Die Forderung der AfD, die Budgethoheit des Parlaments über die Militär‐ und Rüstungsausgaben abzuschaffen, ist explizit verfassungsfeindlich. 

Aber nicht weniger verfassungswidrig handeln Vertreter der Bundesregierung, wenn sie gegenüber anderen Staaten Verpflichtungen zur Aufrüstung zusagen, ohne dabei den Parlamentsvorbehalt zu erklären.

Die Zusage der Bundesregierung auf der Nato‐Tagung im Jahr 2014 in Wales, wörtlich:

„(…) verpflichteten sich diejenigen Bündnispartner, deren Anteil vom BIP für Verteidigungsausgaben gegenwärtig unter diesem Richtwert liegt, die Verteidigungsausgaben nicht weiter zu kürzen, sondern die realen Verteidigungsausgaben im Rahmen des BIP‐Wachstums zu erhöhen und sich innerhalb von zehn Jahren auf den Richtwert von zwei Prozent zuzubewegen.“

Diese Verpflichtung, die unter dem in Wales anwesenden Außenminister Steinmeiner, dem heutigen Bundespräsidenten, abgegeben wurde, ist verfassungswidrig und völkerrechtlich irrelevant.

Wir lehnen das 2‐%‐Ziel ab! Weil wir nicht Aufrüstung, sondern Abrüstung brauchen.

Dringender denn je. 2 %, das wären höhere Rüstungsausgaben als diejenigen von Russland. Was für ein Irrsinn.

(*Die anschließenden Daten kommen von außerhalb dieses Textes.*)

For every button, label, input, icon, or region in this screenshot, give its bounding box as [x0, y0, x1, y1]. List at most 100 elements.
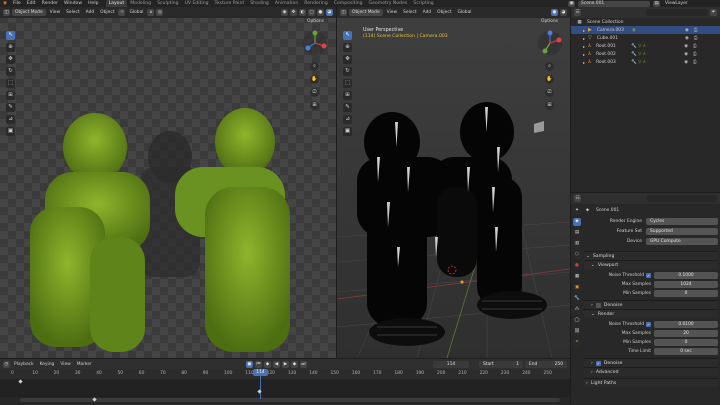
scale-tool-icon[interactable]: ⬚ [6, 79, 15, 88]
view-layer-field[interactable]: ViewLayer [663, 1, 690, 7]
camera-view-icon[interactable]: ⎚ [545, 88, 554, 97]
particles-tab-icon[interactable]: ⁂ [573, 306, 581, 314]
transform-orientation-dropdown[interactable]: Global [455, 9, 473, 16]
transform-tool-icon[interactable]: ⊞ [343, 91, 352, 100]
snap-icon[interactable]: ⌂ [147, 9, 155, 16]
menu-file[interactable]: File [10, 0, 24, 7]
gizmo-icon[interactable]: ✥ [290, 9, 297, 16]
transform-orientation-icon[interactable]: ⊹ [118, 9, 126, 16]
outliner-item[interactable]: ▸ ⅄ Root.001 🔧 ▽ ⅄ ◉ ⎙ [571, 42, 720, 50]
tab-modeling[interactable]: Modeling [127, 0, 154, 7]
annotate-tool-icon[interactable]: ✎ [343, 103, 352, 112]
outliner-item[interactable]: ▸ ▶ Camera.003 ◉ ◉ ⎙ [571, 26, 720, 34]
editor-type-icon[interactable]: ☰ [574, 9, 581, 16]
rotate-tool-icon[interactable]: ↻ [6, 67, 15, 76]
measure-tool-icon[interactable]: ⊿ [6, 115, 15, 124]
shading-solid-icon[interactable]: ● [551, 9, 558, 16]
ortho-grid-icon[interactable]: ⊞ [545, 101, 554, 110]
render-visibility-icon[interactable]: ⎙ [694, 27, 698, 33]
menu-object[interactable]: Object [98, 9, 116, 16]
pan-hand-icon[interactable]: ✋ [545, 75, 554, 84]
render-visibility-icon[interactable]: ⎙ [694, 35, 698, 41]
expand-arrow-icon[interactable]: ▸ [583, 28, 585, 33]
advanced-panel-header[interactable]: › Advanced [584, 367, 718, 376]
editor-type-icon[interactable]: ☷ [574, 195, 581, 202]
zoom-icon[interactable]: ⌕ [545, 62, 554, 71]
render-noise-threshold-field[interactable]: 0.0100 [654, 320, 718, 328]
menu-help[interactable]: Help [85, 0, 101, 7]
menu-select[interactable]: Select [401, 9, 419, 16]
menu-add[interactable]: Add [84, 9, 97, 16]
transform-tool-icon[interactable]: ⊞ [6, 91, 15, 100]
render-max-samples-field[interactable]: 20 [654, 329, 718, 337]
light-paths-panel-header[interactable]: › Light Paths [584, 378, 718, 387]
menu-view[interactable]: View [58, 361, 72, 368]
view-layer-icon[interactable]: ▤ [653, 0, 660, 7]
right-viewport[interactable]: ◫ Object Mode View Select Add Object Glo… [337, 7, 570, 358]
modifier-tab-icon[interactable]: 🔧 [573, 295, 581, 303]
menu-view[interactable]: View [385, 9, 399, 16]
menu-render[interactable]: Render [39, 0, 61, 7]
viewport-max-samples-field[interactable]: 1024 [654, 280, 718, 288]
view-layer-tab-icon[interactable]: ▥ [573, 240, 581, 248]
menu-select[interactable]: Select [64, 9, 82, 16]
outliner-item[interactable]: ▸ ⅄ Root.003 🔧 ▽ ⅄ ◉ ⎙ [571, 58, 720, 66]
world-tab-icon[interactable]: ● [573, 262, 581, 270]
jump-end-icon[interactable]: ⏭ [299, 360, 307, 368]
mode-dropdown[interactable]: Object Mode [349, 9, 383, 16]
scene-icon[interactable]: ▣ [568, 0, 575, 7]
move-tool-icon[interactable]: ✥ [343, 55, 352, 64]
record-icon[interactable]: ● [245, 360, 253, 368]
prev-keyframe-icon[interactable]: ◆ [263, 360, 271, 368]
play-icon[interactable]: ▶ [281, 360, 289, 368]
mode-dropdown[interactable]: Object Mode [12, 9, 46, 16]
select-tool-icon[interactable]: ↖ [343, 31, 352, 40]
annotate-tool-icon[interactable]: ✎ [6, 103, 15, 112]
data-tab-icon[interactable]: ⌗ [573, 339, 581, 347]
menu-window[interactable]: Window [61, 0, 85, 7]
tab-uv-editing[interactable]: UV Editing [182, 0, 212, 7]
filter-icon[interactable]: ⏷ [710, 9, 717, 16]
timeline-track[interactable] [0, 379, 570, 397]
camera-view-icon[interactable]: ⎚ [310, 88, 319, 97]
editor-type-icon[interactable]: ◫ [340, 9, 347, 16]
scene-tab-icon[interactable]: ⬡ [573, 251, 581, 259]
viewport-noise-threshold-checkbox[interactable]: ✓ [646, 272, 651, 278]
expand-arrow-icon[interactable]: ▸ [583, 60, 585, 65]
measure-tool-icon[interactable]: ⊿ [343, 115, 352, 124]
add-cube-tool-icon[interactable]: ▣ [343, 127, 352, 136]
render-denoise-checkbox[interactable]: ✓ [595, 360, 601, 366]
tab-scripting[interactable]: Scripting [410, 0, 436, 7]
visibility-eye-icon[interactable]: ◉ [684, 52, 688, 57]
object-tab-icon[interactable]: ▣ [573, 284, 581, 292]
render-visibility-icon[interactable]: ⎙ [693, 51, 697, 57]
tool-tab-icon[interactable]: ✦ [573, 207, 581, 215]
end-frame-field[interactable]: End 250 [525, 360, 567, 368]
render-tab-icon[interactable]: ◈ [573, 218, 581, 226]
viewport-noise-threshold-field[interactable]: 0.1000 [654, 271, 718, 279]
options-dropdown[interactable]: Options [305, 18, 326, 25]
play-reverse-icon[interactable]: ◀ [272, 360, 280, 368]
ortho-grid-icon[interactable]: ⊞ [310, 101, 319, 110]
move-tool-icon[interactable]: ✥ [6, 55, 15, 64]
tab-rendering[interactable]: Rendering [301, 0, 330, 7]
shading-rendered-icon[interactable]: ◕ [326, 9, 333, 16]
overlay-icon[interactable]: ◐ [299, 9, 306, 16]
menu-playback[interactable]: Playback [12, 361, 36, 368]
tab-sculpting[interactable]: Sculpting [154, 0, 181, 7]
transform-orientation-dropdown[interactable]: Global [127, 9, 145, 16]
viewport-min-samples-field[interactable]: 0 [654, 289, 718, 297]
outliner-item[interactable]: ▸ ▽ Cube.001 ◉ ⎙ [571, 34, 720, 42]
scene-name-field[interactable]: Scene.001 [578, 0, 650, 7]
visibility-eye-icon[interactable]: ◉ [684, 60, 688, 65]
shading-rendered-icon[interactable]: ◕ [560, 9, 567, 16]
viewport-denoise-header[interactable]: › Denoise [584, 300, 718, 309]
tab-layout[interactable]: Layout [105, 0, 128, 7]
outliner-scene-collection[interactable]: ▦ Scene Collection [571, 18, 720, 26]
menu-view[interactable]: View [48, 9, 62, 16]
left-viewport[interactable]: ◫ Object Mode View Select Add Object ⊹ G… [0, 7, 336, 358]
expand-arrow-icon[interactable]: ▸ [583, 44, 585, 49]
tab-animation[interactable]: Animation [272, 0, 301, 7]
visibility-icon[interactable]: ◉ [281, 9, 288, 16]
tab-compositing[interactable]: Compositing [331, 0, 366, 7]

Dabei steigt die Kriegsgefahr weltweit. Der Iran wird unmittelbar mit Krieg bedroht. Die USA und anschließend auch Russland kündigten den INF‐Vertrag über Mittelstreckenraketen, der START‐Vertrag über die Reduzierung der Langstreckenraketen läuft 2021 aus. Das Ende des Rüstungskontrollsystems droht. Auch der Weltraum und das Internet werden militarisiert. Neue Technologien wie superschnelle Raketen, Laserwaffen, autonome Drohnen und Killer‐Roboter erhöhen die Kriegsgefahr. 

Heute herrschen in vielen Ländern erneut Krieg oder Bürgerkrieg. Krieg ist Hauptursache für Flucht und Vertreibung. Die Grundnormen des Völkerrechts werden immer wieder und von vielen Staaten verletzt. Deutschland und andere EU‐Staaten waren und sind an Kriegen beteiligt, nicht zuletzt durch Rüstungsexporte, die militärische Rolle der EU wird fortschreitend ausgebaut.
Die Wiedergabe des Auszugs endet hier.